Я неохотно открыла глаза и увидела встревоженное лицо Роланда.

– Да, извини. Нормально.

В доказательство я отрезала кусок сосиски и прилежно прожевала. И она оказалась… вкусной. Да, Гейб умер, и без него рухнул весь мой мир, а сосиска все равно была вкусная. Я жевала, глотала, проталкивала еду через болезненный комок непролитых слез, будто бы навечно застрявший в горле.

– Еще? – спросил Роланд, уже подливая.

– Нет, спасибо, Рол, – неохотно отказалась я. – Не хочу… Возможно, завтра придется опять говорить с полицией.

– Правильно. – Хел сжала мою руку. – Еще похмелья тебе не хватало. Во сколько едешь?

– Не знаю. Ничего определенного не сказали, они… – Я искала нужное описание тому неловкому разговору. – Не совсем поняли последовательность событий. Несколько раз уточняли. Объяснили, что свяжутся со мной, если возникнут еще вопросы.

– Последовательность событий? – Хел нахмурилась и положила нож. – Каких событий?

– Не знаю. Начали с дороги домой: спросили, почему так долго ехала из «Арден-альянс», и почему телефон был отключен.
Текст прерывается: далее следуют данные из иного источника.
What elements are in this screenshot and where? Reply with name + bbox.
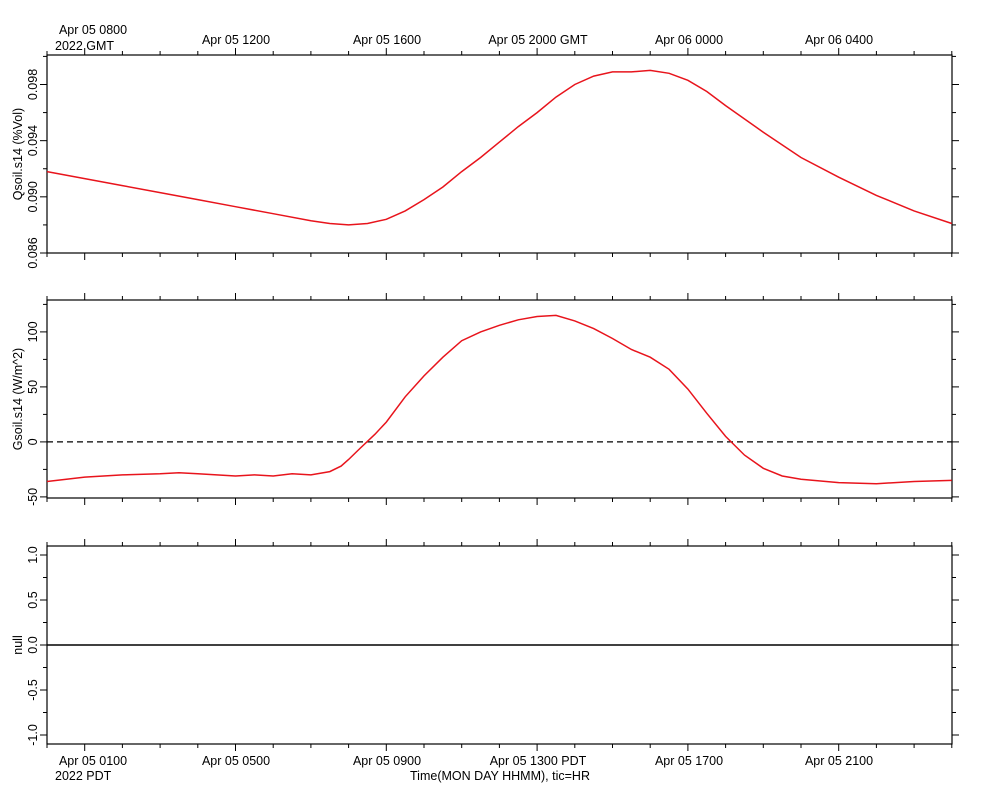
y-tick-label: -1.0 [26,724,40,746]
top-axis-label-2: Apr 05 1600 [353,33,421,47]
bottom-axis-label-2: Apr 05 0900 [353,754,421,768]
y-tick-label: 0.086 [26,237,40,268]
panel-gsoil-ticks [40,293,959,505]
bottom-axis-year-label: 2022 PDT [55,769,112,783]
y-tick-label: 0.094 [26,125,40,156]
panel-null-ytick-labels: -1.0 -0.5 0.0 0.5 1.0 [26,546,40,746]
y-tick-label: 0 [26,438,40,445]
panel-gsoil: -50 0 50 100 Gsoil.s14 (W/m^2) [11,293,959,506]
panel-null-ylabel: null [11,635,25,654]
panel-null-ticks [40,539,959,751]
panel-qsoil-ticks [40,48,959,260]
panel-qsoil-ylabel: Qsoil.s14 (%Vol) [11,108,25,200]
bottom-axis-label-1: Apr 05 0500 [202,754,270,768]
top-axis-label-1: Apr 05 1200 [202,33,270,47]
y-tick-label: 1.0 [26,546,40,563]
y-tick-label: 0.098 [26,69,40,100]
y-tick-label: -50 [26,488,40,506]
top-axis-label-0: Apr 05 0800 [59,23,127,37]
bottom-axis-label-4: Apr 05 1700 [655,754,723,768]
bottom-axis-labels: Apr 05 0100 Apr 05 0500 Apr 05 0900 Apr … [55,754,873,783]
panel-gsoil-ytick-labels: -50 0 50 100 [26,321,40,506]
panel-qsoil-ytick-labels: 0.086 0.090 0.094 0.098 [26,69,40,269]
panel-qsoil-frame [46,54,953,254]
y-tick-label: 0.0 [26,636,40,653]
top-axis-label-3: Apr 05 2000 GMT [488,33,588,47]
bottom-axis-title: Time(MON DAY HHMM), tic=HR [410,769,590,783]
bottom-axis-label-3: Apr 05 1300 PDT [490,754,587,768]
top-axis-year-label: 2022 GMT [55,39,114,53]
panel-gsoil-ylabel: Gsoil.s14 (W/m^2) [11,348,25,450]
y-tick-label: 100 [26,321,40,342]
qsoil-series-line [46,69,953,226]
panel-null: -1.0 -0.5 0.0 0.5 1.0 null [11,539,959,751]
y-tick-label: -0.5 [26,679,40,701]
y-tick-label: 0.090 [26,181,40,212]
bottom-axis-label-0: Apr 05 0100 [59,754,127,768]
panel-gsoil-frame [46,299,953,499]
top-axis-label-5: Apr 06 0400 [805,33,873,47]
gsoil-series-line [46,314,952,485]
top-axis-label-4: Apr 06 0000 [655,33,723,47]
y-tick-label: 0.5 [26,591,40,608]
y-tick-label: 50 [26,380,40,394]
top-axis-labels: Apr 05 0800 Apr 05 1200 Apr 05 1600 Apr … [55,23,873,53]
bottom-axis-label-5: Apr 05 2100 [805,754,873,768]
panel-qsoil: 0.086 0.090 0.094 0.098 Qsoil.s14 (%Vol) [11,48,959,269]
Но в основном цеплялись к тому, что я не сразу позвонила, когда нашла Гейба. Видимо, решили, что это подозрительно.

– А во сколько ты позвонила? – Роланд с Хел обменялись взглядами.
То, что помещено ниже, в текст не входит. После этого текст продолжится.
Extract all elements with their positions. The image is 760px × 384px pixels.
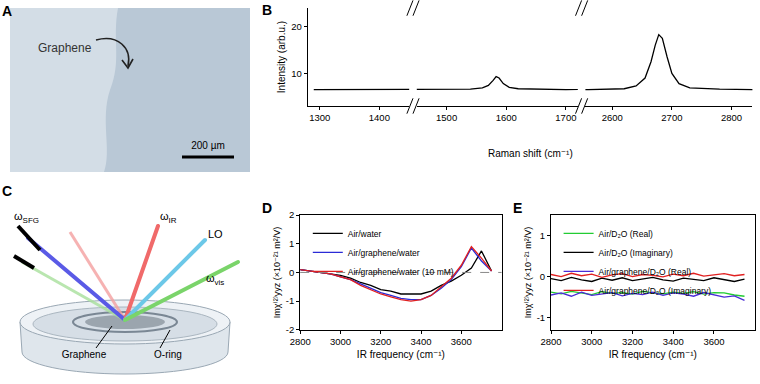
svg-text:1: 1	[289, 238, 294, 249]
svg-text:10: 10	[291, 68, 302, 79]
svg-text:3200: 3200	[370, 336, 391, 347]
svg-text:1600: 1600	[496, 112, 517, 123]
svg-text:IR frequency (cm⁻¹): IR frequency (cm⁻¹)	[357, 349, 445, 360]
svg-text:ωvis: ωvis	[206, 272, 224, 287]
svg-text:1700: 1700	[555, 112, 576, 123]
svg-text:Air/D₂O (Imaginary): Air/D₂O (Imaginary)	[599, 248, 673, 258]
svg-text:0: 0	[289, 267, 294, 278]
svg-text:-2: -2	[286, 324, 294, 335]
svg-text:0: 0	[540, 271, 545, 282]
svg-text:Imχ⁽²⁾yyz (×10⁻²¹ m²/V): Imχ⁽²⁾yyz (×10⁻²¹ m²/V)	[272, 227, 282, 319]
svg-text:Graphene: Graphene	[38, 41, 92, 55]
svg-text:2700: 2700	[661, 112, 682, 123]
svg-text:Air/graphene/water: Air/graphene/water	[348, 248, 420, 258]
svg-text:O-ring: O-ring	[154, 349, 182, 360]
svg-text:Air/D₂O (Real): Air/D₂O (Real)	[599, 229, 653, 239]
svg-text:Air/water: Air/water	[348, 229, 382, 239]
svg-text:3600: 3600	[451, 336, 472, 347]
svg-text:A: A	[2, 3, 12, 19]
svg-text:Raman shift (cm⁻¹): Raman shift (cm⁻¹)	[488, 148, 573, 159]
svg-text:200 µm: 200 µm	[191, 140, 225, 151]
svg-text:C: C	[2, 183, 12, 199]
svg-text:-1: -1	[286, 295, 294, 306]
svg-text:Air/graphene/D₂O (Real): Air/graphene/D₂O (Real)	[599, 267, 692, 277]
svg-text:ωIR: ωIR	[160, 210, 177, 225]
svg-text:Air/graphene/water (10 mM): Air/graphene/water (10 mM)	[348, 267, 454, 277]
svg-text:3200: 3200	[622, 336, 643, 347]
svg-text:2: 2	[289, 209, 294, 220]
svg-text:Graphene: Graphene	[62, 349, 107, 360]
svg-text:IR frequency (cm⁻¹): IR frequency (cm⁻¹)	[609, 349, 697, 360]
svg-text:E: E	[513, 200, 522, 216]
svg-text:1500: 1500	[436, 112, 457, 123]
svg-text:ωSFG: ωSFG	[14, 210, 39, 225]
svg-text:1: 1	[540, 230, 545, 241]
svg-text:D: D	[262, 200, 272, 216]
svg-text:2600: 2600	[602, 112, 623, 123]
svg-text:Air/graphene/D₂O (Imaginary): Air/graphene/D₂O (Imaginary)	[599, 286, 712, 296]
svg-text:20: 20	[291, 21, 302, 32]
svg-text:3600: 3600	[703, 336, 724, 347]
svg-text:1300: 1300	[309, 112, 330, 123]
svg-text:Imχ⁽²⁾yyz (×10⁻²¹ m²/V): Imχ⁽²⁾yyz (×10⁻²¹ m²/V)	[523, 227, 533, 319]
svg-text:LO: LO	[208, 228, 223, 240]
svg-text:2800: 2800	[290, 336, 311, 347]
svg-text:2800: 2800	[721, 112, 742, 123]
svg-text:1400: 1400	[369, 112, 390, 123]
svg-text:Intensity (arb.u.): Intensity (arb.u.)	[276, 21, 287, 93]
svg-text:-1: -1	[537, 312, 545, 323]
svg-text:B: B	[262, 2, 272, 18]
svg-text:3000: 3000	[330, 336, 351, 347]
svg-text:2800: 2800	[540, 336, 561, 347]
svg-text:3400: 3400	[410, 336, 431, 347]
svg-text:3000: 3000	[581, 336, 602, 347]
svg-text:3400: 3400	[663, 336, 684, 347]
– Трудно сказать, – призналась я. – Где-то через полчаса или даже больше. Знаю-знаю, очень сглупила, просто я… впала в ступор, наверное. Поверьте, он к тому времени точно умер. Кровь была холодная, липкая. Его все равно не спасли бы.

В памяти всплыл запах мясной лавки, кровавое месиво из сухожилий и плоти – я стиснула челюсти и вцепилась в приборы, чтобы унять дрожь.

– Тебе предложили адвоката? – вырвал меня из воспоминаний Роланд.

– Нет, – удивилась я. – То есть да, но я отказалась. А что?